Gefangen im Wahn eigener Geheimnisse
Erschwerend hinzu kommt, dass jeder unserer vier Schriftsteller auch das eine oder andere eher düstere Geheimnis mit sich trägt. Sams Haut am Arm ist verbrannt und vernarbt, seine Mutter starb bei einem Brand. Oder steckt mehr dahinter? Moore ist sehr impulsiv und selbstbewusst und scheint vor allem Männer und Nähe regelrecht zu hassen. Sie scheint Opfer massiver Gewalt gewesen zu sein; ihre Pupille ist in einem Auge ausgelaufen. Sebastian hat sein Leben lang seine Homosexualität verleugnet. Daniel Slaughter scheint ein glücklicher Typ zu sein, verheiratet, eine Tochter, voller kindlicher Begeisterung. Nur seine Bücher werden von den anvisierten christlichen Buchläden immer mehr aussortiert, da sie immer noch im Horrorgenre zu Hause sind. Im Laufe des Interviews stellt Wainwright ein paar sehr provokante Fragen und heizt die teilweise eh schon angespannte Stimmung im Haus noch mehr an. Mehr möchte ich hier aber auch gar nicht verraten. Doch, einen habe ich noch: Kill wird übrigens vom mittelniederländischen Kille abgeleitet und bedeutet Graben, Wasserweg oder auch Fahrrinne. Und als Creek wird ebenfalls ein Wasserlauf oder Bach bezeichnet. Das nur nebenbei erwähnt.

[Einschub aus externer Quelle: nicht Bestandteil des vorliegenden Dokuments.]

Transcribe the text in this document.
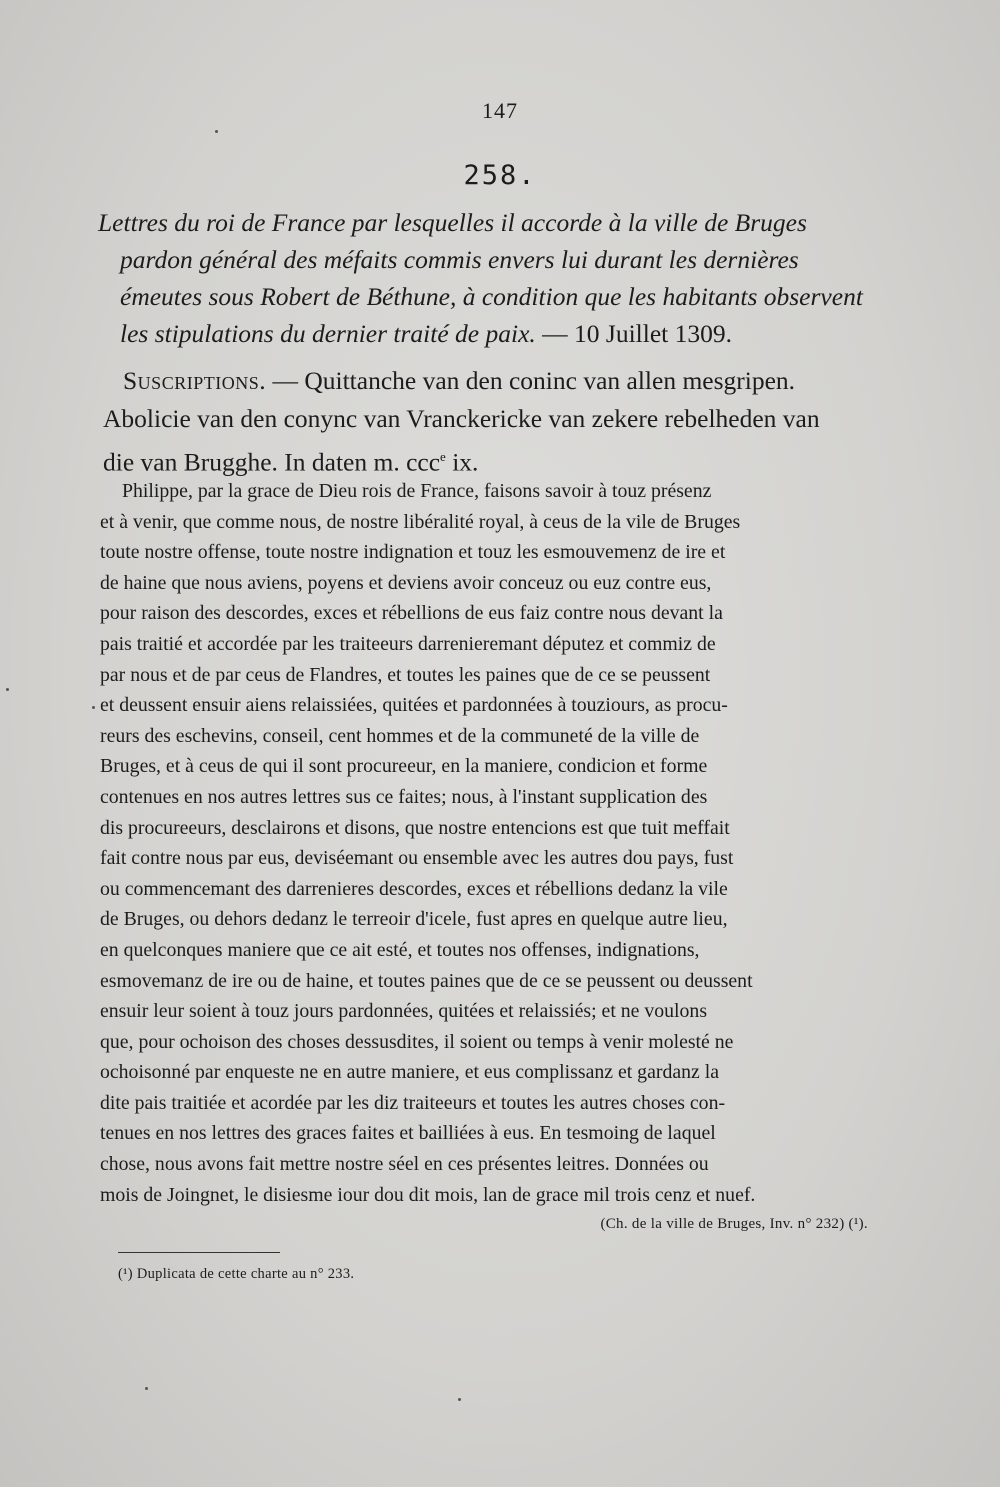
147
258.
Lettres du roi de France par lesquelles il accorde à la ville de Bruges
pardon général des méfaits commis envers lui durant les dernières
émeutes sous Robert de Béthune, à condition que les habitants observent
les stipulations du dernier traité de paix. — 10 Juillet 1309.
Suscriptions. — Quittanche van den coninc van allen mesgripen.
Abolicie van den conync van Vranckericke van zekere rebelheden van
die van Brugghe. In daten m. ccc$^e$ ix.
Philippe, par la grace de Dieu rois de France, faisons savoir à touz présenz
et à venir, que comme nous, de nostre libéralité royal, à ceus de la vile de Bruges
toute nostre offense, toute nostre indignation et touz les esmouvemenz de ire et
de haine que nous aviens, poyens et deviens avoir conceuz ou euz contre eus,
pour raison des descordes, exces et rébellions de eus faiz contre nous devant la
pais traitié et accordée par les traiteeurs darrenieremant députez et commiz de
par nous et de par ceus de Flandres, et toutes les paines que de ce se peussent
et deussent ensuir aiens relaissiées, quitées et pardonnées à touziours, as procu-
reurs des eschevins, conseil, cent hommes et de la communeté de la ville de
Bruges, et à ceus de qui il sont procureeur, en la maniere, condicion et forme
contenues en nos autres lettres sus ce faites; nous, à l'instant supplication des
dis procureeurs, desclairons et disons, que nostre entencions est que tuit meffait
fait contre nous par eus, deviséemant ou ensemble avec les autres dou pays, fust
ou commencemant des darrenieres descordes, exces et rébellions dedanz la vile
de Bruges, ou dehors dedanz le terreoir d'icele, fust apres en quelque autre lieu,
en quelconques maniere que ce ait esté, et toutes nos offenses, indignations,
esmovemanz de ire ou de haine, et toutes paines que de ce se peussent ou deussent
ensuir leur soient à touz jours pardonnées, quitées et relaissiés; et ne voulons
que, pour ochoison des choses dessusdites, il soient ou temps à venir molesté ne
ochoisonné par enqueste ne en autre maniere, et eus complissanz et gardanz la
dite pais traitiée et acordée par les diz traiteeurs et toutes les autres choses con-
tenues en nos lettres des graces faites et bailliées à eus. En tesmoing de laquel
chose, nous avons fait mettre nostre séel en ces présentes leitres. Données ou
mois de Joingnet, le disiesme iour dou dit mois, lan de grace mil trois cenz et nuef.
(Ch. de la ville de Bruges, Inv. n° 232) (¹).
(¹) Duplicata de cette charte au n° 233.
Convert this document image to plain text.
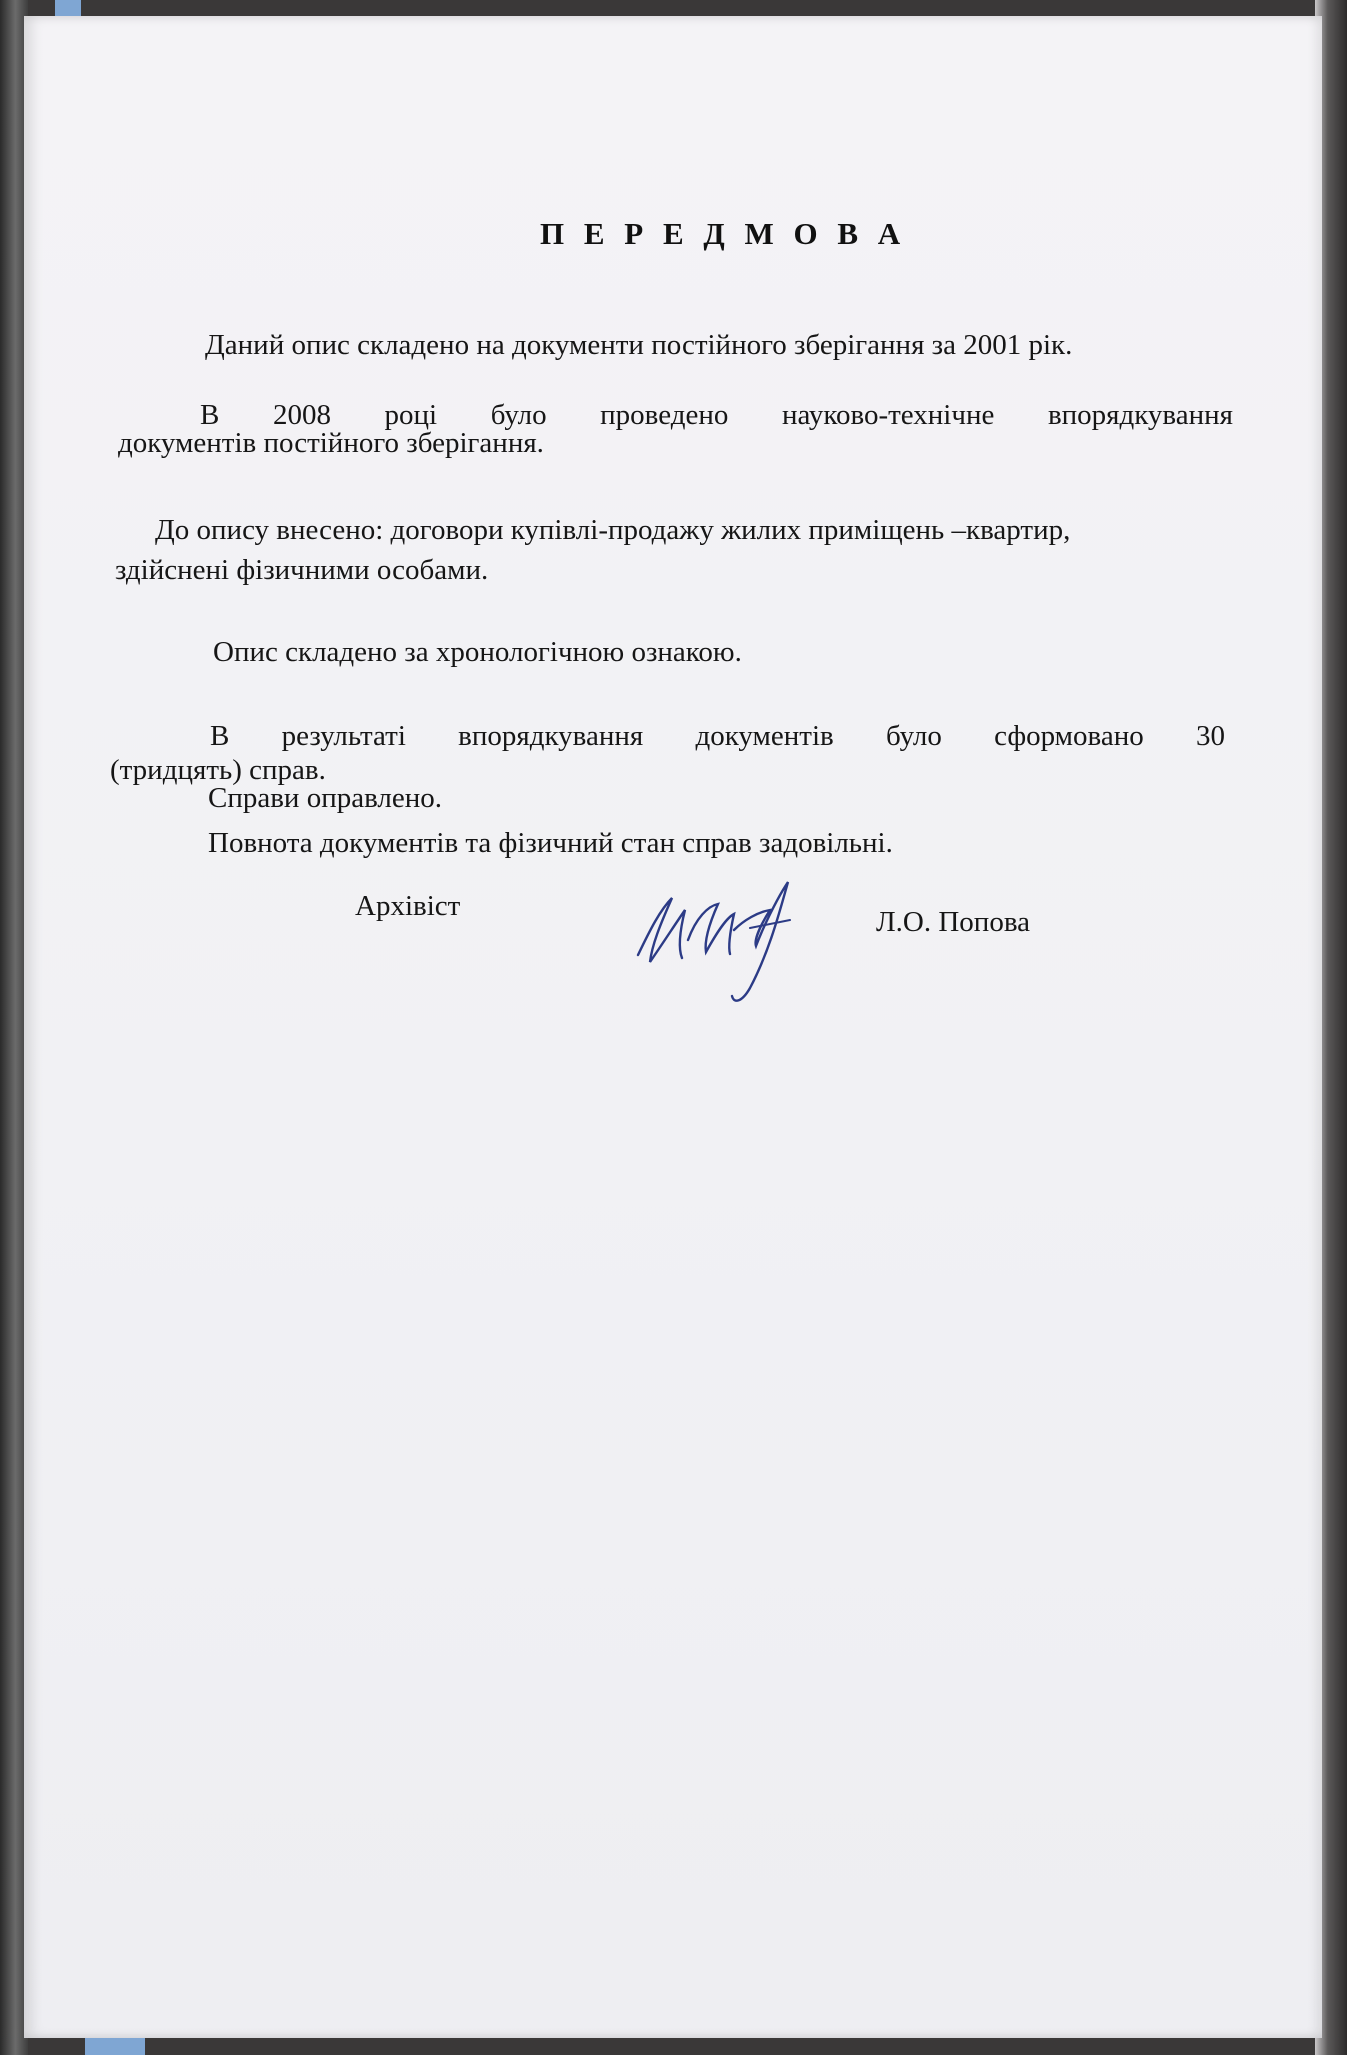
П Е Р Е Д М О В А
Даний опис складено на документи постійного зберігання за 2001 рік.
В 2008 році було проведено науково-технічне впорядкування
документів постійного зберігання.
До опису внесено: договори купівлі-продажу жилих приміщень –квартир,
здійснені фізичними особами.
Опис складено за хронологічною ознакою.
В результаті впорядкування документів було сформовано 30
(тридцять) справ.
Справи оправлено.
Повнота документів та фізичний стан справ задовільні.
Архівіст	Л.О. Попова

Kill Creek – für mich echt eine Überraschung
Scott Thomas ist mit Kill Creek ein echt tolles Horrordebüt gelungen. Er schreibt durchaus im Stil von Autoren wie Stephen King. Das Böse manifestiert sich nicht nur durch Dämonen aus der Vergangenheit der Protagonisten, wir spüren schnell, dass hier wirklich etwas lauert. Etwas Ungreifbares, dem wir schwer entkommen können. Das Interview im Spukhaus ist auch nicht mal der Hauptbestandteil von Kill Creek, es passieren einige überraschende Wendungen und die Story nimmt immer mehr Fahrt auf. Ich fühlte mich manchmal an Klassiker wie Shining oder The Ring erinnert. Dabei tischt Scott Thomas immer wieder sehr harte und unangenehme Szenen auf und serviert uns ein Finale, was unter die Haut geht. Neben diesen Ekelspitzen gibt es aber auch viel subtilen Horror und gut gezeichnete Charaktere. Man könnte fast meinen, dass jeder der vier Schriftsteller in Kill Creek an dem Roman mitgeschrieben hat.
Kill Creek ist am 12.08.2019 bei Heyne als Taschenbuch erschienen. Wir haben ein Rezensionsexemplar erhalten.